Ukrainian soldiers just returned from the Kursk region pictured in August. Photograph: Evgeniy Maloletka/AP
  • Russian forces have begun a significant counter-offensive against Ukrainian troops in Russia’s Kursk region, according to pro-Moscow war bloggers and a senior Russian commander. Pro-Ukrainian observers also reported heavy fighting in part of the occupied area and the possible Russian recapture of villages. Russian forces were said to have taken several villages on the west of the sliver of Russia that Ukraine has carved out, pushing Ukrainian forces to the east of the Malaya Loknya river south of Snagost. Russia’s defence ministry said it had defeated Ukrainian units at a number of villages. There was no independent confirmation or immediate comment from Ukraine.

  • The Institute for the Study of War said on Thursday morning that it would be “premature to draw conclusions” about the counterattacks at this stage. The thinktank reported: “Russian forces began counterattacks along the western edge of the Ukrainian salient in Kursk oblast and reportedly seized several settlements north-east and south of Korenevo on September 10 and 11.”

  • The ISW continued: “The size, scale, and potential prospects of the September 11 Russian counterattacks in Kursk oblast are unclear and the situation remains fluid as of this report … Ukrainian forces reportedly began new attacks against the Russian counterattack west of Snagost and throughout the Ukrainian salient in Kursk oblast.” Maj Gen Apti Alaudinov, who commands Chechnya’s Akhmat special forces fighting in Kursk, said Russian troops had gone on the offensive and taken back control of about 10 settlements in Kursk.

  • A Russian SU-35 fighter jet crashed in the Black Sea on Wednesday after firing missiles towards Ukrainian targets, reports said. There was no confirmation but both Russian and Ukrainian-aligned information channels posted about a crash and a Russian search operation afterwards, with varying, unconfirmed accounts of how it might have been shot down.

  • Ukraine’s foreign minister, Andriy Sybiga, on Wednesday urged Kyiv’s allies on its western borders to shoot down Russian drones and missiles flying over its western regions. “There have already been numerous instances of Russian aircraft violating the airspace of neighbouring countries and Nato countries,” said Sybiga. Allies should “explore the possibility of shooting down missiles over the territory of Ukraine”.

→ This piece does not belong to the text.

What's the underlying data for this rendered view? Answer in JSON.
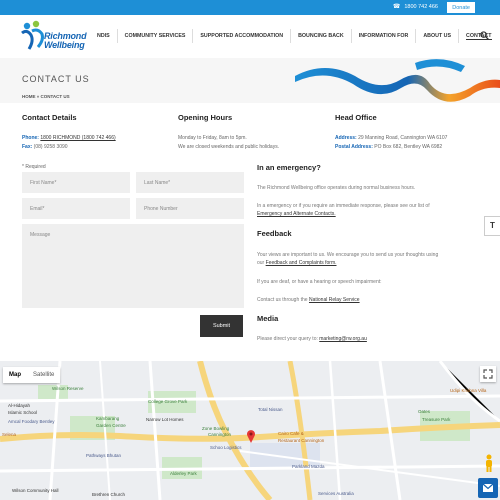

  • It came after the US secretary of state, Antony Blinken, gave his strongest hint yet that the White House is about to lift its restrictions on Ukraine using long-range weapons supplied by the west on key military targets inside Russia. A decision is understood to have already been made in private. Blinken and the British foreign secretary, David Lammy, met with Volodymyr Zelenskiy, the Ukrainian president, in Kyiv on Wednesday.

  • British government sources indicated that a decision had already been made to allow Ukraine to use Storm Shadow cruise missiles on targets inside Russia, although it is not expected to be publicly announced on Friday when Keir Starmer, the British prime minister, meets Joe Biden in Washington DC.

  • The Kyiv meeting has inevitably lifted expectations that Ukraine will shortly be given permission to fire Anglo-French Storm Shadow and US Atacms missiles, which have a range of 190 miles plus, into Russia, the Guardian’s defence editor Dan Sabbagh reports. Blinken and Lammy provided a potential justification, censuring Iran for sending short-range, high-speed Fath-360 ballistic missiles to Russia.

  • The UK Foreign Office has announced sanctions on 10 ships it believes are at the heart of Russia’s shadow oil export fleet. Russia has a large fleet of often unseaworthy and ageing tankers that transport Russian gas and oil products around the globe. Oil exports are Russian President Vladimir Putin’s most critical revenue source for funding the war in Ukraine, accounting for about a quarter of the Russian budget in 2023.